Safety During The Coronavirus Quarantine
For many CT residents in quarantine, the “new normal” has been hard, especially with concerns over saving energy while we’re staying home. But is your new routine ready for the return of spring severe weather and power outages? As of April 27, The National Weather Service predicts long periods of rain for the region forecast. As CT residents know, severe weather can cause power outages and put all of your perishable food at risk of spoilage. In fact, the American Red Cross says that food in your fridge remains cold if you keep the door closed for only four hours.
Under normal conditions, this is rarely a problem, as electricity companies have trained work crews ready to restore power. But Covid-19 has left many companies short-staffed.

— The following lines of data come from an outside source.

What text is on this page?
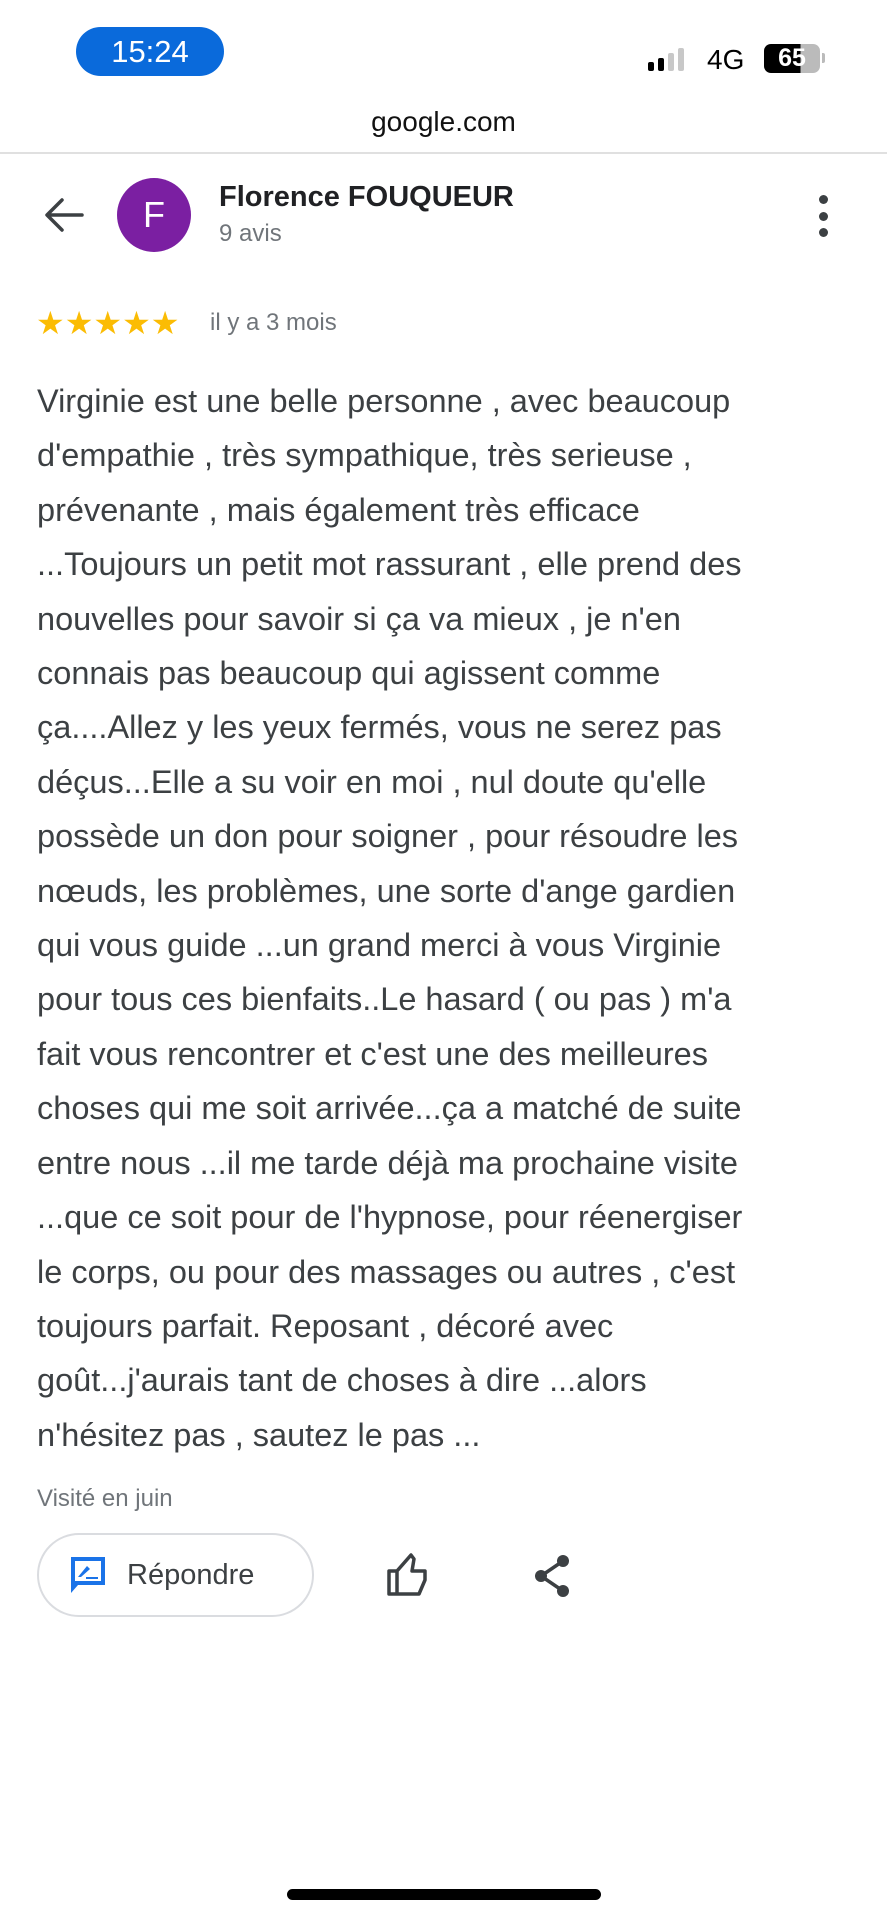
15:24	4G	65
google.com
F	Florence FOUQUEUR
9 avis
★★★★★ il y a 3 mois
Virginie est une belle personne , avec beaucoup
d'empathie , très sympathique, très serieuse ,
prévenante , mais également très efficace
...Toujours un petit mot rassurant , elle prend des
nouvelles pour savoir si ça va mieux , je n'en
connais pas beaucoup qui agissent comme
ça....Allez y les yeux fermés, vous ne serez pas
déçus...Elle a su voir en moi , nul doute qu'elle
possède un don pour soigner , pour résoudre les
nœuds, les problèmes, une sorte d'ange gardien
qui vous guide ...un grand merci à vous Virginie
pour tous ces bienfaits..Le hasard ( ou pas ) m'a
fait vous rencontrer et c'est une des meilleures
choses qui me soit arrivée...ça a matché de suite
entre nous ...il me tarde déjà ma prochaine visite
...que ce soit pour de l'hypnose, pour réenergiser
le corps, ou pour des massages ou autres , c'est
toujours parfait. Reposant , décoré avec
goût...j'aurais tant de choses à dire ...alors
n'hésitez pas , sautez le pas ...
Visité en juin
Répondre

Outages could last much longer than normal. That’s why you should learn everything you can about food preservation, to keep your home and family safe.
Food Preservation Tips
Before an outage strikes your neighborhood, make sure you take some time to do the following.
- Purchase foods that can be frozen.
Some of the foods you love can be perfectly stored in the freezer. Even foods you might not expect, like eggs and pizza, can be frozen and enjoyed during extended outages. Here’s a handy list from foodsafety.gov that goes into further detail.
- Make a list of what you have in your fridge and freezer and hang it in plain view.
Making a list of what’s in your fridge makes it easy to figure out what you can eat during an emergency. It also limits how much cold you waste by searching for leftovers or condiments. If you don’t want to waste paper, you can even pick up a small marker board for cheap at most big box stores.
- Make sure your family eats perishable items in the fridge first, then your freezer.
Since cool only lasts a few hours in a closed fridge, your perishable food item will start to spoil before long. Before you open cookies and non-perishable items, eat the food in your fridge. If you get hungry later, skip the fridge and eat items in your freezer. Save your non-perishables for after you’ve eaten what’s safe in your fridge and freezer.
- Learn what’s good to keep and what has to go.
Even with the tips above, all foods aren’t made equal. Some food items can be safely stored and set aside even after the fridge goes down. Another Foodsafety.gov guide is a handy table of foods that can be kept after it’s been kept above 40 °F for over 2 hours. Certain cheeses, breads, fruits, and nuts can keep your family fed, after you’ve eaten the leftover pizza.
Fridge Hacks During Quarantine Outages
Getting additional cooling space is an easy way to give you more time to eat your perishable foods. They can also extend how long you can avoid digging into your non-perishable emergency supplies. Best of all, you can practice these tips now, since they won’t affect your home kWh use. A lot of these tips are even discussed in this FEMA and Red Cross food and water emergency guide.
- Purchase a cooler
Start by picking up a cooler. While camping coolers are ideal, throw away Styrofoam cooler are an affordable option. Purchase bags of ice early, before any predicted severe weather. During an extended outage, put the foods you want to keep on ice in your cooler to extend their shelf life.
- Turn down your fridge and freezer thermostat.
If you suspect that an outage is coming, turning down the temperature in your fridge and freezer may extend the life of your food by an hour or two.
- Turn your freezer into an Ice Box
If you have the room for it, fill up a pair couple of milk jugs, or soda bottles, or even plastic zip lock bags with water and freeze them. You can then put some in the fridge section to help keep item cool. It will limit space, but the extra chill may extend your frozen food’s life by a few hours. Remember not to over fill them or the expanding ice will crack apart the plastic.
All About Coronavirus Outage Safety
With electricity work crews potentially facing labor shortages due to Covid-19, homes that undergo outages may have extended waits for restored power. But practicing good quarantine prep strategies can keep your food safe.